William Byron knows whenever he races at his hometown’s Charlotte Motor Speedway, it’s the biggest event of his season.

He grew up racing in Charlotte, N.C., and used his experience there to his advantage last week at the Coca-Cola 600. He won the pole in Thursday’s qualifying session and finished ninth in the race.

“It means a lot to me -- that race was by far the most important race of the season for me," Byron told The Inquirer in an interview this week. “It was great to finish top 10 and that gave us some good momentum going forward.”

Byron now prepares for the Pocono 400 on Sunday at Pocono Raceway. In 2016, Byron set a rookie record for most wins in the NASCAR Truck Series at the “Tricky Triangle."

Last year’s Pocono 400 was just his second start in the NASCAR Cup Series en route to winning the Rookie of the Year Award. In his second season, the 21-year-old is still one of the youngest racers in the field.

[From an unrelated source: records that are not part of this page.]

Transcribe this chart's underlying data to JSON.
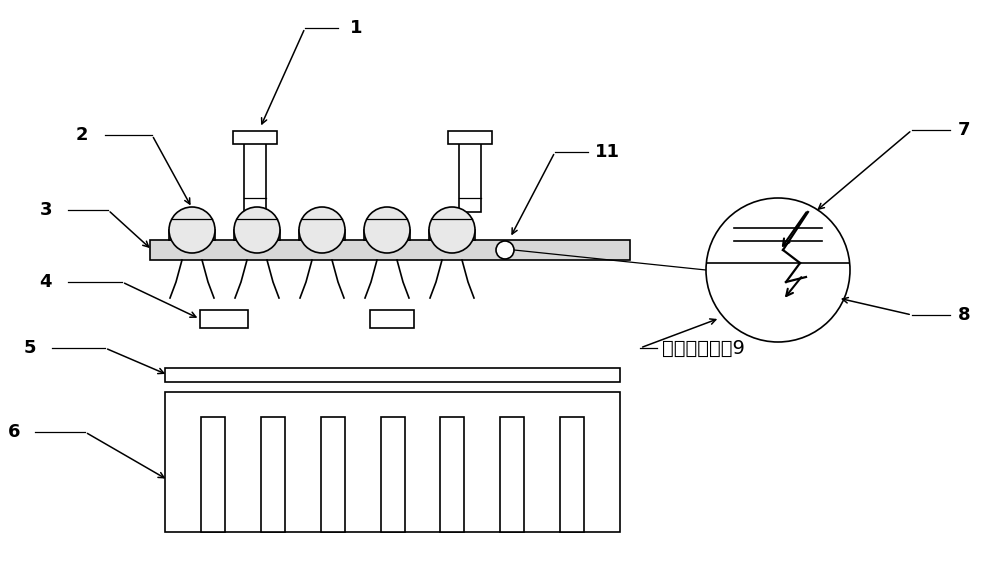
{
  "bg_color": "#ffffff",
  "lc": "#000000",
  "label_fs": 13,
  "zh_fs": 14,
  "zoom_label": "局部放大视图9",
  "fig_w": 10.0,
  "fig_h": 5.7,
  "dpi": 100
}
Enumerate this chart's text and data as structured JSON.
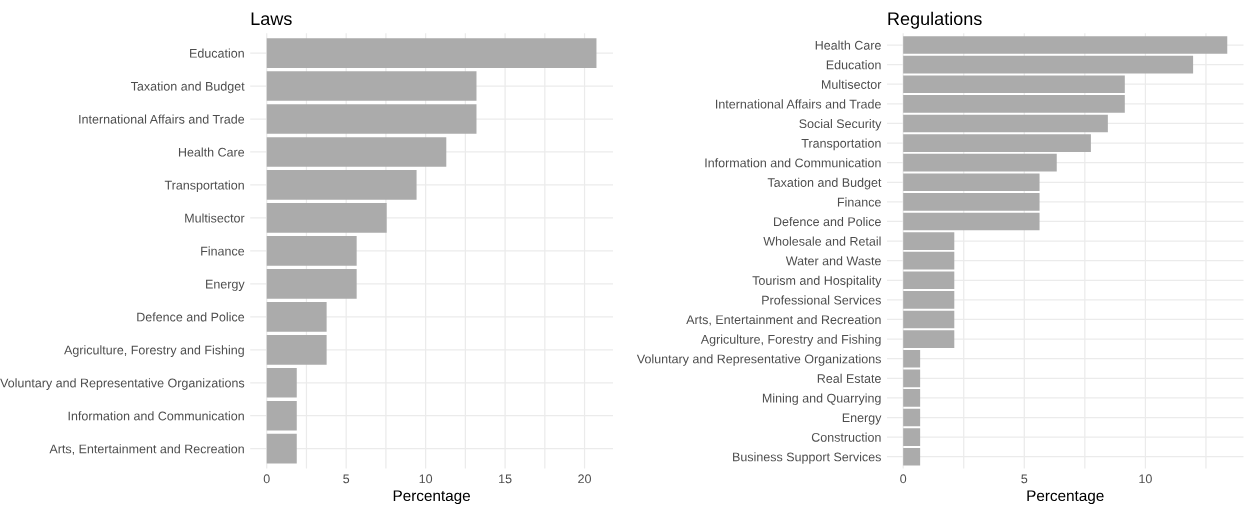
{
  "chart_data": [
    {
      "type": "bar",
      "orientation": "horizontal",
      "title": "Laws",
      "xlabel": "Percentage",
      "color": "#ababab",
      "grid": true,
      "categories": [
        "Education",
        "Taxation and Budget",
        "International Affairs and Trade",
        "Health Care",
        "Transportation",
        "Multisector",
        "Finance",
        "Energy",
        "Defence and Police",
        "Agriculture, Forestry and Fishing",
        "Voluntary and Representative Organizations",
        "Information and Communication",
        "Arts, Entertainment and Recreation"
      ],
      "values": [
        20.75,
        13.2,
        13.2,
        11.3,
        9.43,
        7.55,
        5.66,
        5.66,
        3.77,
        3.77,
        1.89,
        1.89,
        1.89
      ],
      "xlim": [
        -1.04,
        21.79
      ],
      "xticks": [
        0,
        {
          "value": 2.5,
          "label": null
        },
        5,
        {
          "value": 7.5,
          "label": null
        },
        10,
        {
          "value": 12.5,
          "label": null
        },
        15,
        {
          "value": 17.5,
          "label": null
        },
        20
      ]
    },
    {
      "type": "bar",
      "orientation": "horizontal",
      "title": "Regulations",
      "xlabel": "Percentage",
      "color": "#ababab",
      "grid": true,
      "categories": [
        "Health Care",
        "Education",
        "Multisector",
        "International Affairs and Trade",
        "Social Security",
        "Transportation",
        "Information and Communication",
        "Taxation and Budget",
        "Finance",
        "Defence and Police",
        "Wholesale and Retail",
        "Water and Waste",
        "Tourism and Hospitality",
        "Professional Services",
        "Arts, Entertainment and Recreation",
        "Agriculture, Forestry and Fishing",
        "Voluntary and Representative Organizations",
        "Real Estate",
        "Mining and Quarrying",
        "Energy",
        "Construction",
        "Business Support Services"
      ],
      "values": [
        13.38,
        11.97,
        9.15,
        9.15,
        8.45,
        7.75,
        6.34,
        5.63,
        5.63,
        5.63,
        2.11,
        2.11,
        2.11,
        2.11,
        2.11,
        2.11,
        0.7,
        0.7,
        0.7,
        0.7,
        0.7,
        0.7
      ],
      "xlim": [
        -0.67,
        14.05
      ],
      "xticks": [
        0,
        {
          "value": 2.5,
          "label": null
        },
        5,
        {
          "value": 7.5,
          "label": null
        },
        10,
        {
          "value": 12.5,
          "label": null
        }
      ]
    }
  ]
}
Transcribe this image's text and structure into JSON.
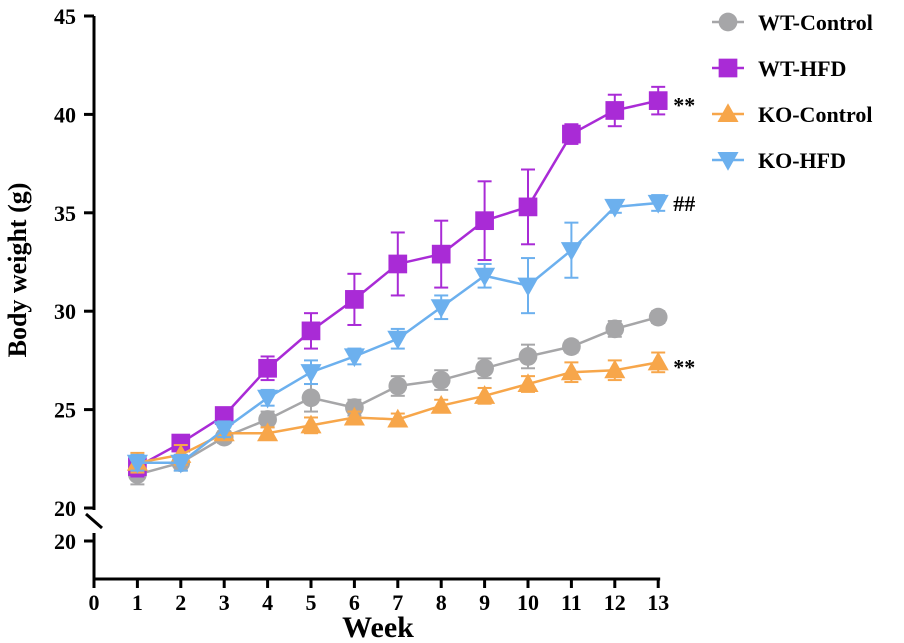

But his experience at Pocono has helped him and his team identify the pivotal section of the track for Saturday.

“Turn 3 is the most important corner of that race track,” Byron said. “All the corners are important, but Turn 3 leads to the longest straightaway. It’s a very flat corner, so the car has to handle well, the biggest thing is you have to turn well to get the run down the straightaway.”

In the No. 24 car for Hendrick Motor Sports (Jeff Gordon’s old ride), he’s won two poles and has three top-10 finishes this year, two in the last three weeks after finishing ninth in NASCAR’s All-Star Race on May 18.

“We had a good weekend overall,” Byron said of the Coca-Cola 600. “We got good stage points, which was nice. We can carry that momentum that we had the last couple weeks [into Pocono]."

Byron is a part-time student at Liberty University, which sponsors his car. He recently finished his spring semester taking online courses, and said he takes a lighter course load in the summer.

“I’m pretty much the only [driver] that takes classes,” Byron said. “It’s a challenge going with the racing and going back and forth and managing it. It’s always been a challenge I’ve had.”

Hemric adjusting on the fly

Daniel Hemric, a Monster Energy Cup series rookie, will be looking for his first win at the Pocono 400 this weekend.
Julie Bennett / AP
Daniel Hemric, a Monster Energy Cup series rookie, will be looking for his first win at the Pocono 400 this weekend.

Daniel Hemric, in his first season in the Cup Series, is still learning the ropes in NASCAR’s highest level.

For the first time in his career, he can’t spend as much time as he’d like around his craft.

“You have shorter weeks,” the 28-year-old rookie said. “You race on Sundays, you’re held accountable to get your notes together for Monday. ... You have to be way more diligent about how you’re managing your time. Forever in my life, it’s been about racing. At this level, you have to be able to position yourself to take some time to do other things in life, that way you’re 100 percent refreshed.”

Hemric got off to a rough start this season but picked up his first career top-five finish last month, and won the pole at the Monster Energy Open on May 18.

Continued success at Pocono could help him make a run at this year’s Rookie of the Year Award. Plus, he has noticed that Pocono has a history of being friendly to drivers looking for their first win.

“Pocono has been known to produce some first-time winners in the past,” he said. “We have to be able to handle traffic. You’ll find yourself in traffic, so you have to be able to make lap times in those moments, that’s something we’ve really put an emphasis on.”